Il Corpus Domini è una festa della tradizione cattolic che quest'anno si festeggia nella magigor parte delle diocesi italiane il 7 giugno. Legata all’Eucaristia, ha origini nel XIII secolo e fu estesa a tutta la Chiesa nel 1264
Il Corpus Domini è una festività cattolica che risale al XIII secolo. In Italia (anche se non mancano le eccezioni locali) si celebra la domenica successiva o il giovedì seguente alla Santissima Trinità. Rievoca la liturgia dell'ultima cena, cioè la celebrazione del giovedì santo.
Perché si festeggia
Il Corpus Domini è una festa “mobile”. Non ha quindi un giorno prestabilito, ma varia di anno in anno a seconda del calendario liturgico. La celebrazione della Santissima Trinità cade infatti la domenica successiva alla Pentecoste, che si celebra 50 giorni dopo Pasqua, e ricorda la discesa dello Spirito Santo sugli Apostoli e su Maria. Il Corpus Domini si celebra oggi, giovedì 4 giugno 2026, nel giorno liturgico proprio della solennità. In molte diocesi italiane, tuttavia, le celebrazioni saranno trasferite a domenica 7 giugno. La data segue quella della Pentecoste, caduta quest’anno il 24 maggio, e della Santissima Trinità, celebrata il 31 maggio. A Orvieto, città legata all’istituzione della festa universale del Corpus Domini nel 1264, la celebrazione conserva il legame con il giovedì dopo la Santissima Trinità.
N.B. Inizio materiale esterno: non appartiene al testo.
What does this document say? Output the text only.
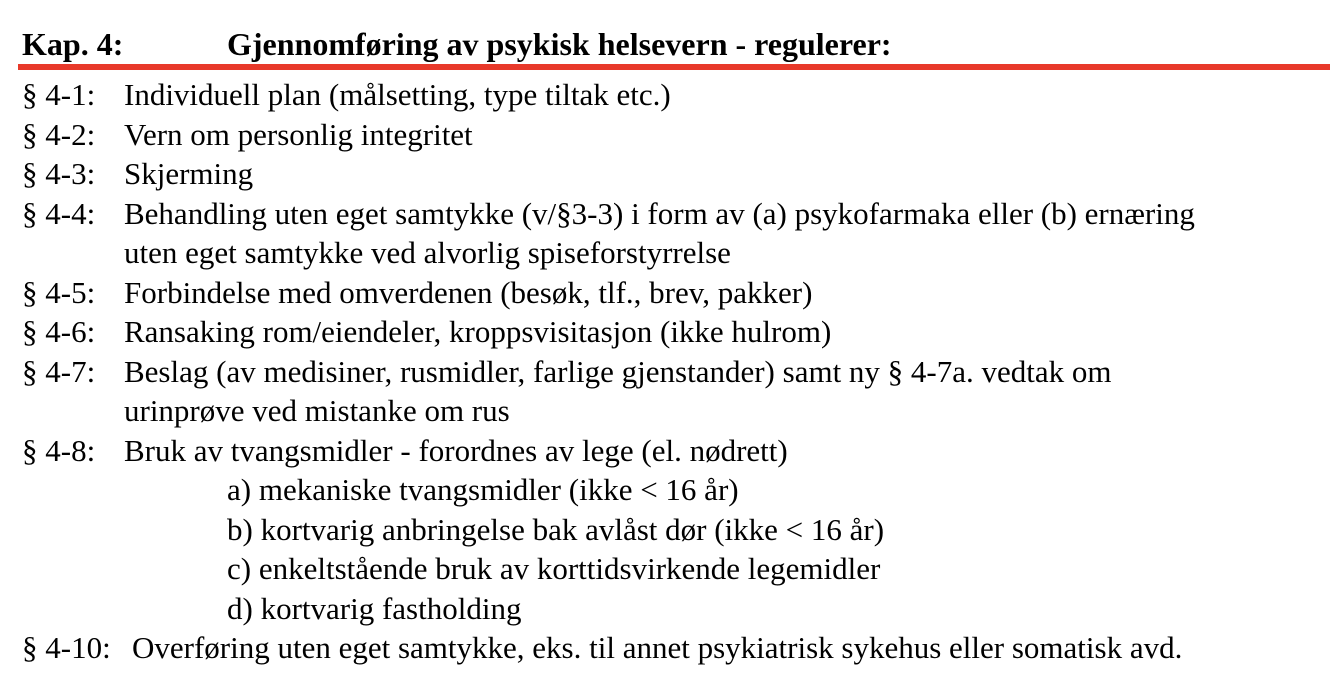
Kap. 4:	Gjennomføring av psykisk helsevern - regulerer:
§ 4-1: Individuell plan (målsetting, type tiltak etc.)
§ 4-2: Vern om personlig integritet
§ 4-3: Skjerming
§ 4-4: Behandling uten eget samtykke (v/§3-3) i form av (a) psykofarmaka eller (b) ernæring
uten eget samtykke ved alvorlig spiseforstyrrelse
§ 4-5: Forbindelse med omverdenen (besøk, tlf., brev, pakker)
§ 4-6: Ransaking rom/eiendeler, kroppsvisitasjon (ikke hulrom)
§ 4-7: Beslag (av medisiner, rusmidler, farlige gjenstander) samt ny § 4-7a. vedtak om
urinprøve ved mistanke om rus
§ 4-8: Bruk av tvangsmidler - forordnes av lege (el. nødrett)
a) mekaniske tvangsmidler (ikke < 16 år)
b) kortvarig anbringelse bak avlåst dør (ikke < 16 år)
c) enkeltstående bruk av korttidsvirkende legemidler
d) kortvarig fastholding
§ 4-10: Overføring uten eget samtykke, eks. til annet psykiatrisk sykehus eller somatisk avd.
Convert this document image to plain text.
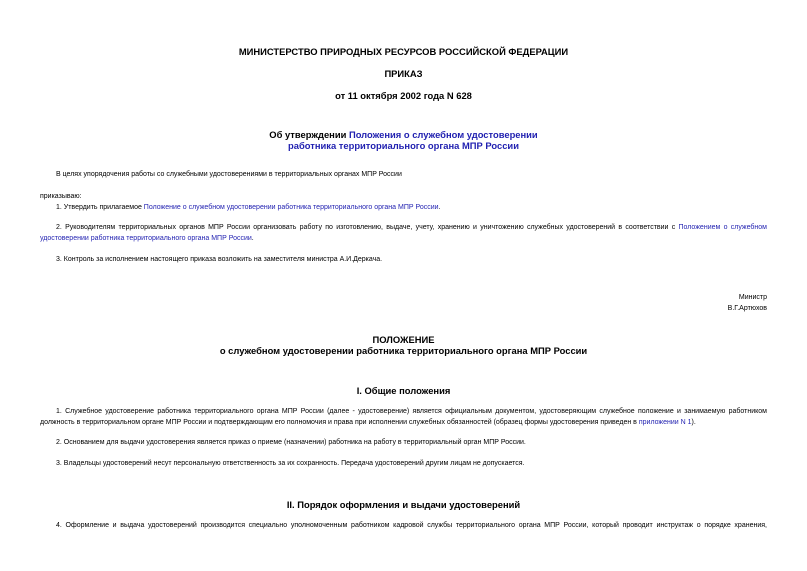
МИНИСТЕРСТВО ПРИРОДНЫХ РЕСУРСОВ РОССИЙСКОЙ ФЕДЕРАЦИИ
ПРИКАЗ
от 11 октября 2002 года N 628
Об утверждении Положения о служебном удостоверении
работника территориального органа МПР России
В целях упорядочения работы со служебными удостоверениями в территориальных органах МПР России
приказываю:
1. Утвердить прилагаемое Положение о служебном удостоверении работника территориального органа МПР России.
2. Руководителям территориальных органов МПР России организовать работу по изготовлению, выдаче, учету, хранению и уничтожению служебных удостоверений в соответствии с Положением о служебном
удостоверении работника территориального органа МПР России.
3. Контроль за исполнением настоящего приказа возложить на заместителя министра А.И.Деркача.
Министр
В.Г.Артюхов
ПОЛОЖЕНИЕ
о служебном удостоверении работника территориального органа МПР России
I. Общие положения
1. Служебное удостоверение работника территориального органа МПР России (далее - удостоверение) является официальным документом, удостоверяющим служебное положение и занимаемую работником
должность в территориальном органе МПР России и подтверждающим его полномочия и права при исполнении служебных обязанностей (образец формы удостоверения приведен в приложении N 1).
2. Основанием для выдачи удостоверения является приказ о приеме (назначении) работника на работу в территориальный орган МПР России.
3. Владельцы удостоверений несут персональную ответственность за их сохранность. Передача удостоверений другим лицам не допускается.
II. Порядок оформления и выдачи удостоверений
4. Оформление и выдача удостоверений производится специально уполномоченным работником кадровой службы территориального органа МПР России, который проводит инструктаж о порядке хранения,
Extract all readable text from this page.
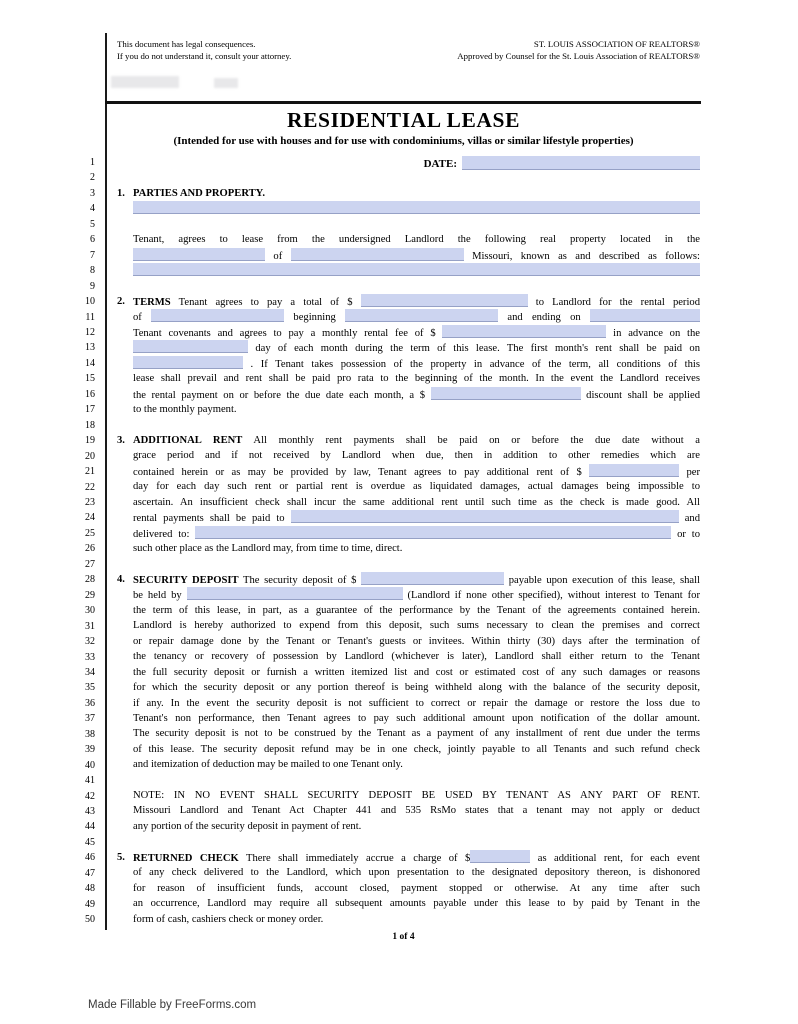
This document has legal consequences.
If you do not understand it, consult your attorney.
ST. LOUIS ASSOCIATION OF REALTORS®
Approved by Counsel for the St. Louis Association of REALTORS®
RESIDENTIAL LEASE
(Intended for use with houses and for use with condominiums, villas or similar lifestyle properties)
DATE:
1
2
3
4
5
6
7
8
9
10
11
12
13
14
15
16
17
18
19
20
21
22
23
24
25
26
27
28
29
30
31
32
33
34
35
36
37
38
39
40
41
42
43
44
45
46
47
48
49
50
1. PARTIES AND PROPERTY.
Tenant, agrees to lease from the undersigned Landlord the following real property located in the
of	Missouri, known as and described as follows:
2. TERMS Tenant agrees to pay a total of $	to Landlord for the rental period
of	beginning	and ending on
Tenant covenants and agrees to pay a monthly rental fee of $	in advance on the
day of each month during the term of this lease. The first month's rent shall be paid on
. If Tenant takes possession of the property in advance of the term, all conditions of this
lease shall prevail and rent shall be paid pro rata to the beginning of the month. In the event the Landlord receives
the rental payment on or before the due date each month, a $	discount shall be applied
to the monthly payment.
3. ADDITIONAL RENT All monthly rent payments shall be paid on or before the due date without a
grace period and if not received by Landlord when due, then in addition to other remedies which are
contained herein or as may be provided by law, Tenant agrees to pay additional rent of $	per
day for each day such rent or partial rent is overdue as liquidated damages, actual damages being impossible to
ascertain. An insufficient check shall incur the same additional rent until such time as the check is made good. All
rental payments shall be paid to	and
delivered to:	or to
such other place as the Landlord may, from time to time, direct.
4. SECURITY DEPOSIT The security deposit of $	payable upon execution of this lease, shall
be held by	(Landlord if none other specified), without interest to Tenant for
the term of this lease, in part, as a guarantee of the performance by the Tenant of the agreements contained herein.
Landlord is hereby authorized to expend from this deposit, such sums necessary to clean the premises and correct
or repair damage done by the Tenant or Tenant's guests or invitees. Within thirty (30) days after the termination of
the tenancy or recovery of possession by Landlord (whichever is later), Landlord shall either return to the Tenant
the full security deposit or furnish a written itemized list and cost or estimated cost of any such damages or reasons
for which the security deposit or any portion thereof is being withheld along with the balance of the security deposit,
if any. In the event the security deposit is not sufficient to correct or repair the damage or restore the loss due to
Tenant's non performance, then Tenant agrees to pay such additional amount upon notification of the dollar amount.
The security deposit is not to be construed by the Tenant as a payment of any installment of rent due under the terms
of this lease. The security deposit refund may be in one check, jointly payable to all Tenants and such refund check
and itemization of deduction may be mailed to one Tenant only.
NOTE: IN NO EVENT SHALL SECURITY DEPOSIT BE USED BY TENANT AS ANY PART OF RENT.
Missouri Landlord and Tenant Act Chapter 441 and 535 RsMo states that a tenant may not apply or deduct
any portion of the security deposit in payment of rent.
5. RETURNED CHECK There shall immediately accrue a charge of $	as additional rent, for each event
of any check delivered to the Landlord, which upon presentation to the designated depository thereon, is dishonored
for reason of insufficient funds, account closed, payment stopped or otherwise. At any time after such
an occurrence, Landlord may require all subsequent amounts payable under this lease to by paid by Tenant in the
form of cash, cashiers check or money order.
1 of 4
Made Fillable by FreeForms.com
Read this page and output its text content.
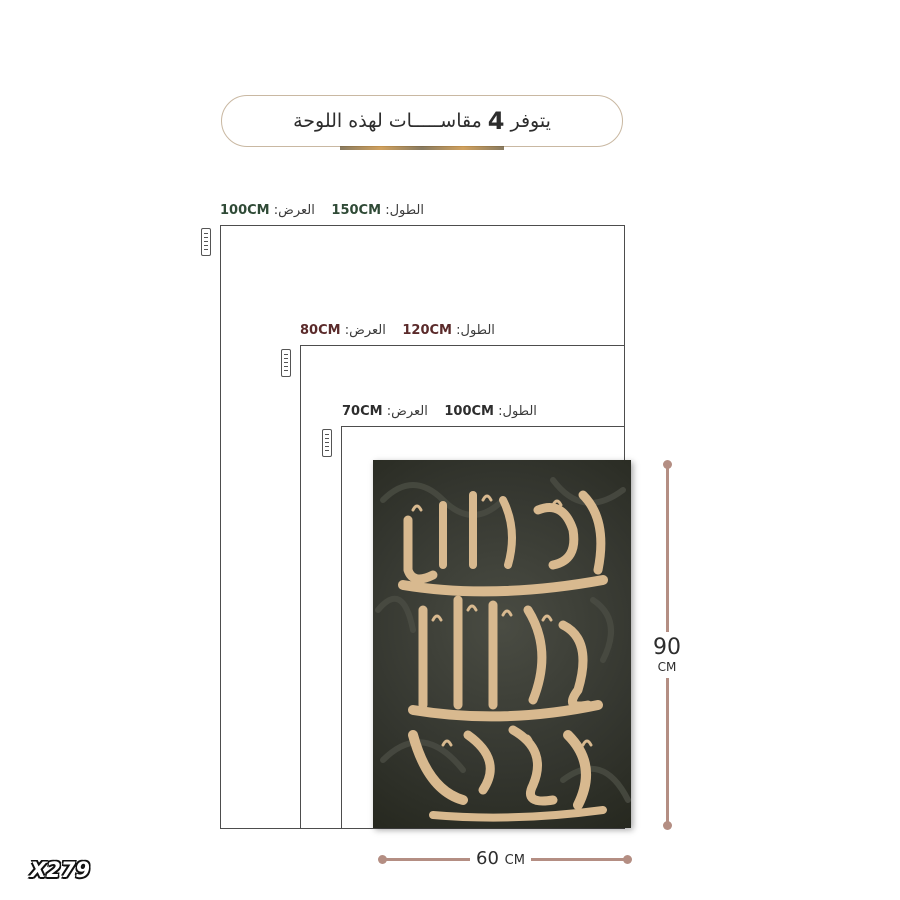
يتوفر
4
مقاســـــات لهذه اللوحة
الطول: 150CM    العرض: 100CM
الطول: 120CM    العرض: 80CM
الطول: 100CM    العرض: 70CM
90
CM
60 CM
X279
Anche Milano, seguendo il rito ambrosiano riformato, sceglie il giovedì. A differenza di altre edizioni, la Diocesi ha annunciato che non ci sarà la processione per le vie del centro storico: il rito si svolgerà all’interno del Duomo, alle 19.30. Come indicato dal Vaticano, Papa Leone XIV sarà invece impegnato domenica 7 giugno 2026 a Madrid, dove presiederà la Messa in Plaza de Cibeles con processione del Corpus Domini.
Le origini
Il Corpus Domini (detto anche Corpus Christi nei Paesi di lingua spagnola e inglese), ha le proprie origini nel 1208, quando Giuliana di Retìne, priora nel Monastero di Monte Cornelio, a Liegi, ebbe una visione (una luna in ombra da un lato), che avrebbe rappresentato la mancanza di una solennità in onore dell'Eucaristia. La festa diventò ufficiale nel 1246, ma solo nel 1264 venne estesa a tutta la Chiesa, per volontà di papa Urbano IV (ex arcidiacono di Liegi) tramite la bolla Transiturus. Urbano IV decise di celebrare il Corpus Domini il giovedì successivo alla prima domenica dopo la Pentecoste.
Il miracolo di Bolsena
A convincere il Papa, oltre alla sua vicinanza con Giuliana di Retìne, fu il miracolo di Bolsena, avvenuto nel 1263. Un sacerdote boemo, in pellegrinaggio verso Roma, si fermò per celebrare messa, ma al momento dell'Eucaristia dubitò che l'ostia consacrata contenesse davvero il corpo di Cristo. Si racconta quindi che dall'ostia uscirono gocce di sangue, che macchiarono il corporale di lino utilizzato dal prete, oggi custodito nel Duomo di Orvieto. Per questo motivo, la città umbra è uno dei centri dove la celebrazione è più sentita e dove si conserva la tradizione del giovedì.